I couldn’t stop kissing her and crying, because I couldn’t stop thinking about the fact that I have been so far gone for such a long time. I have been so busy, so stressed, so detached.. I have spent so long trying to work and provide, to keep a clean house, to maintain order and routine. I have been trying so hard for these children, but I have been failing them in perhaps the most important area:


I have failed to remain present.

I have failed to actually look when my son said, “Mom look what I did!”

I have failed to actually listen when my daughter told me a story.

I have failed to actually retain information about them, like when they did this and how they did that.

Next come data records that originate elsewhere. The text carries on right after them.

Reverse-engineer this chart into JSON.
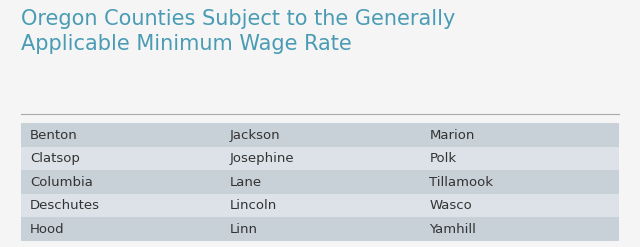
{
  "title_line1": "Oregon Counties Subject to the Generally",
  "title_line2": "Applicable Minimum Wage Rate",
  "title_color": "#4a9cb5",
  "title_fontsize": 15,
  "separator_color": "#aaaaaa",
  "background_color": "#f5f5f5",
  "cell_color_odd": "#c8d0d8",
  "cell_color_even": "#dde2e8",
  "text_color": "#333333",
  "cell_text_fontsize": 9.5,
  "columns": [
    [
      "Benton",
      "Clatsop",
      "Columbia",
      "Deschutes",
      "Hood"
    ],
    [
      "Jackson",
      "Josephine",
      "Lane",
      "Lincoln",
      "Linn"
    ],
    [
      "Marion",
      "Polk",
      "Tillamook",
      "Wasco",
      "Yamhill"
    ]
  ],
  "n_rows": 5,
  "n_cols": 3
}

I have failed to remain present, and instead:

I have said, “Ohh yeah that’s cool!” without actually looking.

I have mumbled, “Mmhmm yeah okay,” to rush through their stories.

I have forgotten milestones like what their first words were, when they first walked, or when they learned the alphabet.

I have failed to remain present.

So often, we worry so much about the end goal -taking care of everyone, finishing school, promoting at work, getting through the season- that we forget WHY we are motivated to do those things. We forget about our reasons. We become so consumed in “getting through life” that we forget to stop and ENJOY life.

What would I do if I lost a child today? Would I be happy with my time spent? Would I feel that I gave them the best, most presently fulfilled life I could?

Tonight, I will be bold and say NO. Because I have been too lost on autopilot.. I have not been present.

I’m sharing this, because I think we all need to stop and ask ourselves what’s really important in life.

Is it the end result, or is it the journey?


One thought on “Why I Have Failed my Children

  1. I am guilty for being stuck on autopilot! It’s easy to get so lost in every day life without stopping and listening to your little ones story to the end without rushing them or looking when they show you they can do something they couldn’t before without taking a quick glimpse before carrying on with dinner.